Buoyant market conditions have produced a sterling result for Australia’s property market with $2 trillion added to the market since 2009; this now brings the total value of the market to $6.0 trillion.
The Australian housing market reached a new milestone in July with the overall value of housing (excluding vacant land) breaking through the $6 trillion mark.
Prior to lunging into the detail about where most of this value is concentrated and how it has shifted, it is worthwhile refreshing ourselves on exactly what one trillion is. One trillion is a thousand billions or a million millions – we are talking big numbers here.
The debt held against that $6 trillion is only (approximately) $1.49 trillion (as at June 2015), so the value of the asset class is worth more than four times the debt held against it.
Total value of Australian housing
The value of Australia’s residential asset class has increased by roughly half a trillion dollars over the past year and since 2009, the aggregate value of Australian dwelling values has surged by approximately $2 trillion.
The concentration of housing value is currently in New South Wales which comprised 38% or $2.3 trillion of the nation’s total value of dwellings. Since 2009 the state of New South Wales has gained two percentage points of market share from the other states which can be attributed to the higher rate of capital gain that has been evident across the state, in particular in Sydney, as well as high levels of new housing construction that would add further value to the asset class.
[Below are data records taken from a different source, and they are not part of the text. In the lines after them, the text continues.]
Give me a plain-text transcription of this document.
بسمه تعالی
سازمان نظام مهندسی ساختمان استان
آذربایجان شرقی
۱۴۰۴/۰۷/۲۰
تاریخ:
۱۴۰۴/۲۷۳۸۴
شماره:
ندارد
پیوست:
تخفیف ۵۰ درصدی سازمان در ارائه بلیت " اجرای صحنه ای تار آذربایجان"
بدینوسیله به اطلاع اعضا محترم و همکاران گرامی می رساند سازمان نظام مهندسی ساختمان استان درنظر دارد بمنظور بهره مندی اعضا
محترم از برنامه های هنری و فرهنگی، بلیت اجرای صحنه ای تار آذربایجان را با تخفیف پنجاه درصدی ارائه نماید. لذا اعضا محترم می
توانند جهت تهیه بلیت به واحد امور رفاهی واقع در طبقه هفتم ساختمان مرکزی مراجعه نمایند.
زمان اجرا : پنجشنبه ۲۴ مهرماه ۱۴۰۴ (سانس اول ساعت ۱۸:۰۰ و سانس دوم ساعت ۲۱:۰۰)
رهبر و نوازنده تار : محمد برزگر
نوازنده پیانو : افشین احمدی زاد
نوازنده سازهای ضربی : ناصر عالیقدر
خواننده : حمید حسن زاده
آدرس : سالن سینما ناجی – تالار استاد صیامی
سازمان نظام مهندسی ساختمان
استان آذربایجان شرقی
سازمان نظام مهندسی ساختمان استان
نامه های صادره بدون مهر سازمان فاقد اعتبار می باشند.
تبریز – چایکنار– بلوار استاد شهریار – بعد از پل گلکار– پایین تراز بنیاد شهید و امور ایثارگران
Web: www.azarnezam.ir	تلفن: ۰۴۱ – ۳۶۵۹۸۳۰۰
Victoria shows the second highest value for residential housing at $1.7 trillion or 28% of the national asset value. Similar to New South Wales, Victoria has taken a further three percentage points of market share away from the other states due to the strong performance of the local housing market and active home construction sector.
Other states or territories to grow their market share for housing assets are:
- South Australia (4% in 2009 to 5% in 2015)
- Northern Territory (0.2% in 2009 to 1% in 2015)
In contrast, Queensland experienced the largest drop in its share of asset value; the state’s share of housing value has fallen from 19% in 2009 to 14% in 2015.
Looking at the concentration of dwelling values within the capital cities, 75% of the nation’s dwelling value is centered within the capital city regions despite only (approximately) 63% of the nation’s dwellings being located within a capital city. This statistic highlights the fact that dwelling values tend to be higher in the capital cities.
Tasmania reported the lowest concentration of capital city housing value with 46% of the state-wide value located in Hobart. Similarly, in Queensland, only 51% of the states’ overall value of housing is located within the capital city of Brisbane, highlighting the broader geographic distribution of housing in these states.
Article by Tim Lawless, CoreLogic RP Data research director.